The classic mistakes:

  • The provider team writes contracts based on what they hope consumers use.
  • Consumers generate contracts from mocks that do not match real client code.
  • Tests assert entire JSON blobs and break every time metadata changes.
  • Provider verification runs nightly, long after the breaking pull request merged.
  • Webhook examples live in docs but never run as executable verification.

The worst smell is a contract nobody owns. Each consumer should own the contracts that describe its needs. Each provider should own verification. Both sides should agree on support windows, deprecation timelines, and what counts as breaking.

This is not bureaucracy. This is how you avoid the "who broke the app" meeting, which is just a blame-shaped standup with worse lighting.

Rollout Plan: Start Small or Suffer

Here is the boring plan that actually works:

  1. Pick one consumer and one provider with a history of integration bugs.
  2. Add contracts for three happy paths and three error paths.
  3. Run provider verification in CI as non-blocking for one week.
  4. Fix noisy matchers, missing state setup, and bad assumptions.
  5. Turn the check into a required gate.
  6. Add webhook contracts for important events.
  7. Expand to other consumers only after the first slice is stable.

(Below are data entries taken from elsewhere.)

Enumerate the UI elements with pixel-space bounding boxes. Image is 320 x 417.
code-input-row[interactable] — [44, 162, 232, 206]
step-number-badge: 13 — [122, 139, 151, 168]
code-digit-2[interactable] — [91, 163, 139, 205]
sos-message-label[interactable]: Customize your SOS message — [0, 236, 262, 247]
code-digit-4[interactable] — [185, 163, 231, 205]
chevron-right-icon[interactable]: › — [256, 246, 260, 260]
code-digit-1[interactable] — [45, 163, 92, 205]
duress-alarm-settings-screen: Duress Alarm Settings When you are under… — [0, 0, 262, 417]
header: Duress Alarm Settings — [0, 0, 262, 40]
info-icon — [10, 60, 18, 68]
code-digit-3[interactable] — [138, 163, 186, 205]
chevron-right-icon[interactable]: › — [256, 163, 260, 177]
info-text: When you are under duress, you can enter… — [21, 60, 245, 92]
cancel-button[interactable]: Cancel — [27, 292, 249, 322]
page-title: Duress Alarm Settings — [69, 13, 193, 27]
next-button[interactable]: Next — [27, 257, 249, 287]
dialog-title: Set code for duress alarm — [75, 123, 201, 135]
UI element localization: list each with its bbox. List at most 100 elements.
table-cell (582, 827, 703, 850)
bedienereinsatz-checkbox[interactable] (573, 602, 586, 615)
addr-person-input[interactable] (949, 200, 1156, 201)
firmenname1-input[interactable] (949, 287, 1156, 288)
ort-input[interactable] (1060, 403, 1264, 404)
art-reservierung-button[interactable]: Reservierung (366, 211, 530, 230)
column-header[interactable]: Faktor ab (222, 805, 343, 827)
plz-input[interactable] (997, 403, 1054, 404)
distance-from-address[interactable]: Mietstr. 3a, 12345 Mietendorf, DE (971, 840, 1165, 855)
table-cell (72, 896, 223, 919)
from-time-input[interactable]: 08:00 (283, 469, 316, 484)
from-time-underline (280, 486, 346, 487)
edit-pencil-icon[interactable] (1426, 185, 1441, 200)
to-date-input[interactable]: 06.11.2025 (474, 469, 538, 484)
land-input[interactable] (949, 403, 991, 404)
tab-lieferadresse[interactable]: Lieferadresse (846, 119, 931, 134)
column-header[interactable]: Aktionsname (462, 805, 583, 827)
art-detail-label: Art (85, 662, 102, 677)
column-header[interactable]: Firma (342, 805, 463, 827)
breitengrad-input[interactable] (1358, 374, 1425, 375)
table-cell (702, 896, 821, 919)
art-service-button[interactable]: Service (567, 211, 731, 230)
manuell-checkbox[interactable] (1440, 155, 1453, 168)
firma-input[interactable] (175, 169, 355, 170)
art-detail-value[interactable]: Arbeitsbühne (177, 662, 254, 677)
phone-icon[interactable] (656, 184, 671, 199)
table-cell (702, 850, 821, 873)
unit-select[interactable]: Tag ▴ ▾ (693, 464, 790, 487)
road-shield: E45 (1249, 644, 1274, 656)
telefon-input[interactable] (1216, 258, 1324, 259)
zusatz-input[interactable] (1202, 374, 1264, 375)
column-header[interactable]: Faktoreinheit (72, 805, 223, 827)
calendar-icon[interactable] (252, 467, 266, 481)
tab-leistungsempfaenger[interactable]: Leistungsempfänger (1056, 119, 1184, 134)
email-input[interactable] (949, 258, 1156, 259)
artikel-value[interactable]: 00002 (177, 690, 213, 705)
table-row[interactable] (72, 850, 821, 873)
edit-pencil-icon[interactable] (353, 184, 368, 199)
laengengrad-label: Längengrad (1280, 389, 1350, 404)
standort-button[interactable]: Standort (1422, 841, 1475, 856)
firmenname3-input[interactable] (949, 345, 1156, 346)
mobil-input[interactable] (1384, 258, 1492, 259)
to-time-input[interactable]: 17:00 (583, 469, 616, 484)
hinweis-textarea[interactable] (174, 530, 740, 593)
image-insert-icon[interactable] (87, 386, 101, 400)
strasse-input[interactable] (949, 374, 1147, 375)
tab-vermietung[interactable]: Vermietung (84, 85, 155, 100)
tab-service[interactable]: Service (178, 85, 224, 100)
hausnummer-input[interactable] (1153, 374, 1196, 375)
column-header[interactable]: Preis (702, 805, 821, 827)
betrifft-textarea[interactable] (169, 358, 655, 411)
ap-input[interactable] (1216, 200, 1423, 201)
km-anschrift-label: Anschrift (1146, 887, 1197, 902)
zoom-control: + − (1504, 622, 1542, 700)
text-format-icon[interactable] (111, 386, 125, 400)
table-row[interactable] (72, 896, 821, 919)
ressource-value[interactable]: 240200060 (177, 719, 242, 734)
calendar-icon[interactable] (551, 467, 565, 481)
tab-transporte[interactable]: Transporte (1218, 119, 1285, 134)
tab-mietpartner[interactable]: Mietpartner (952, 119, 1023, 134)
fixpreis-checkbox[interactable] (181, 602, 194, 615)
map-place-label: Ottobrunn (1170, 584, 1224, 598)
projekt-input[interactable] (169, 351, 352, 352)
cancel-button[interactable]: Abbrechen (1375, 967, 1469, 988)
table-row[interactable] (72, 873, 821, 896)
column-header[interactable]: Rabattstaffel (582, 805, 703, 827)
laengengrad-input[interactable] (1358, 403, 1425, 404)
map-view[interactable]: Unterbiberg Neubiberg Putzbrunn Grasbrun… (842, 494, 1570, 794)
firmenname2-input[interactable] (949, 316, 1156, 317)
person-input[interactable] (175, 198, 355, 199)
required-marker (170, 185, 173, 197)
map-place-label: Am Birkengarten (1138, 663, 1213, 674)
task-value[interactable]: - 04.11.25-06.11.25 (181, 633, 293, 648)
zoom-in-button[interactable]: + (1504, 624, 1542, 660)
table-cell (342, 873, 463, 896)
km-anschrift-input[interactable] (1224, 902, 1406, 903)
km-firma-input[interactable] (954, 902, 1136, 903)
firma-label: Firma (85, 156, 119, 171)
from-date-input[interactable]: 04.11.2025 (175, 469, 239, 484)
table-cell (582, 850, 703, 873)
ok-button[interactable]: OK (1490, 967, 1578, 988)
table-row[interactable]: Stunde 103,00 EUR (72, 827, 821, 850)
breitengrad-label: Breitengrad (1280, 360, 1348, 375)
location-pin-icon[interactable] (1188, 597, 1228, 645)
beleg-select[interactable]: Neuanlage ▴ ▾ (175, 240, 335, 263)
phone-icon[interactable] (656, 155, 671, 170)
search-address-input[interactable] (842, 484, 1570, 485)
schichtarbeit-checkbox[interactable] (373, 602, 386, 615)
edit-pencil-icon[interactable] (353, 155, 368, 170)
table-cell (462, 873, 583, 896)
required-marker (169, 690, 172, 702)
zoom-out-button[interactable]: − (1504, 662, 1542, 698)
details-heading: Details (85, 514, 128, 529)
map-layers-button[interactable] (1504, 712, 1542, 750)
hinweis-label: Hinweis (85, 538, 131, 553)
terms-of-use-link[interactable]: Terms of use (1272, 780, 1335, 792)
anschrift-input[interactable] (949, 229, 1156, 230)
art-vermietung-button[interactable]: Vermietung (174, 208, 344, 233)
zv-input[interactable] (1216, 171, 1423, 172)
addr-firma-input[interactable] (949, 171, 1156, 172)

Do not sell this internally as "we are building a contract testing platform." That sounds like a six-month meeting. Sell it as "we are preventing another Friday API surprise." People understand pain. Start there.

Wrapping It Up

API contract testing is the engineering equivalent of making services sign the agreement they were already pretending to follow. Unit tests prove your code works alone. Contract tests prove it still works with the systems depending on it.

Start with money, auth, onboarding, and webhook-driven workflows. Keep matchers strict about meaning but flexible about harmless change. Verify providers before deployment. Treat breaking contract failures as design feedback, not annoying test noise.

Combined with Best Practices for API Versioning and Backward Compatibility, A Beginner's Guide to REST vs GraphQL APIs - When to Use Which, and Reliable Webhook Delivery: Idempotent and Secure, contract testing gives TypeScript teams a very practical superpower: shipping API changes without making every consumer hold its breath.

Actionable Takeaways

  • Contract the behavior consumers actually use: required fields, status codes, error envelopes, pagination, auth expectations, and event identifiers.
  • Verify providers before deployment: contract tests belong in provider CI, where breaking changes can be fixed before rollout.
  • Version real breaking changes: if a contract fails because consumers depend on old behavior, migrate deliberately instead of hoping nobody notices.